Sailors aboard the aircraft carrier George Washington (CVN 73) learn how to use the Consolidated Afloat Network Enterprise System while it docked at Newport News, Va. (U.S. Navy/Liz Thompson)

WASHINGTON: The Navy will soon publish a competitive solicitation for the program of record that seeks to overhaul the service’s afloat networks — and provide multiple contractors a chance at a 10-year long contract to help upkeep the fleet’s infrastructure at sea.

The service, according to an Aug. 16 public notice, will issue its request for proposals later this year and host a full-and-open competition for Consolidated Afloat Networks and Enterprise Services’ full deployment contract. Also called CANES, the program is the backbone of the Navy’s efforts to modernize the afloat C4I and cybersecurity systems onboard its ships.

The afloat network that CANES will consolidate and refresh will play an integral role in the Navy’s efforts implementing its vision for distributed maritime operations, which the service has been testing out in recent days during Large Scale Exercise 2021. Sailors’ ability to command and control unmanned vessels from traditional warships — a concept Navy brass have often discussed as a part of DMO — will rest on the modernization performed through CANES.

Rob Carey, a former Navy CIO and deputy DoD CIO who now works for Cloudera Government Solutions, told Breaking Defense the contract is an “expected” but “necessary” move.

“The concept of Distributed Maritime Operations requires pervasive and trusted information dominance…secure trusted C2 across the fleet with both manned and unmanned vessels, along with joint forces operating in space, air, and land domains to support national security objectives,” said Carey. “CANES can be the system that enables the Navy to become a data-centric force.”

A contract award is expected roughly one year after the RPF is published; Naval Information Warfare Systems Command is managing the acquisition.

CANES will “replace and modernize existing afloat networks with the necessary hardware, software and enterprise services infrastructure to enable information warfare from and within the tactical domain,” according to the Navy’s fiscal 2022 budget justification book.

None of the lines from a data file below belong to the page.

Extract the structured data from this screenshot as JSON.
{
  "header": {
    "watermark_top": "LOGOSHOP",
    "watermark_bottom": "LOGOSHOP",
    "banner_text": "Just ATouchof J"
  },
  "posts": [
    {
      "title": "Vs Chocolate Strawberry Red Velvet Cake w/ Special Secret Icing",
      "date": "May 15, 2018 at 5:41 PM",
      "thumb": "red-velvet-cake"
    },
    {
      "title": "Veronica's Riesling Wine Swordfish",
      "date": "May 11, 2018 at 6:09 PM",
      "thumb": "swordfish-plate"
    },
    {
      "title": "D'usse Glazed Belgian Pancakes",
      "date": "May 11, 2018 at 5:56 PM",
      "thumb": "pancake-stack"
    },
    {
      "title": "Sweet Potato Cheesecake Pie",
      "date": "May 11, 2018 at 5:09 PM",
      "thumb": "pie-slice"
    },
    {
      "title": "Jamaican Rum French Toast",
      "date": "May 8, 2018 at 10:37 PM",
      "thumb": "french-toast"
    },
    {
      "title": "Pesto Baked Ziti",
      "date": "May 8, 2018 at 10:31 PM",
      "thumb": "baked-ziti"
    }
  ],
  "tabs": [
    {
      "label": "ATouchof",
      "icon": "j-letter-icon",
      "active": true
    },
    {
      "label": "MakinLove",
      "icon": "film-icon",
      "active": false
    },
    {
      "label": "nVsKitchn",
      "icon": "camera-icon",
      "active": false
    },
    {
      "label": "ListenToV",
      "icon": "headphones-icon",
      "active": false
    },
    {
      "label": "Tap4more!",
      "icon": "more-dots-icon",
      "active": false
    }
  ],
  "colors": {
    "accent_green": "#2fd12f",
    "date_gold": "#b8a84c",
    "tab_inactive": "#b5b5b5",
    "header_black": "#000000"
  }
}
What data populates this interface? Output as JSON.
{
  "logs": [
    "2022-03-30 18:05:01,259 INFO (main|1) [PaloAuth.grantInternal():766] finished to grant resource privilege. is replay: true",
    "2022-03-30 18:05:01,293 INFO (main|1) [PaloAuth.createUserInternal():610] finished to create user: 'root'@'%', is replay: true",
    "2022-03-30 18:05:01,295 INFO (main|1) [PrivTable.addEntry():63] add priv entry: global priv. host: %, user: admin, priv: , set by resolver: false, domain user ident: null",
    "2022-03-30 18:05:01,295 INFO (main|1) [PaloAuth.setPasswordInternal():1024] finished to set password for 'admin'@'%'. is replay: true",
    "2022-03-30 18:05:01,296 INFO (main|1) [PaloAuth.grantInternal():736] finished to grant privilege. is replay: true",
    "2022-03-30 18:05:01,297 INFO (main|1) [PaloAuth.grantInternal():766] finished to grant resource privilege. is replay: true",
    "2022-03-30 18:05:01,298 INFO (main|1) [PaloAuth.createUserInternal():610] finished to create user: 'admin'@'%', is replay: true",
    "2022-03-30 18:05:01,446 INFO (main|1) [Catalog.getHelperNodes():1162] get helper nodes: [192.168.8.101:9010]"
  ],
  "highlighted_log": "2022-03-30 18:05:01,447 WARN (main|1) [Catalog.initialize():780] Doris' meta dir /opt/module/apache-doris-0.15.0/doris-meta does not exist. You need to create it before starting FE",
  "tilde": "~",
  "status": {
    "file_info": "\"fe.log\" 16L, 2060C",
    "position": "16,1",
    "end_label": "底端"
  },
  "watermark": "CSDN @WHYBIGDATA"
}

“CANES provides complete infrastructure inclusive of hardware, software, processing, storage and end user devices for the Unclassified, Coalition, Secret and Sensitive Compartmented Information (SCI) enclaves to a wide variety of Navy surface combatants, submarines and Maritime Operations Centers,” the budget books continue.

The contract itself will be a multiple award, indefinite delivery indefinite quantity contract with a 10-year ordering period. In other words, the Navy plans on establishing a long-term contracting vehicle open to a large pool of companies that can compete for work to provide CANES production units, develop software, perform maintenance and provide spare parts.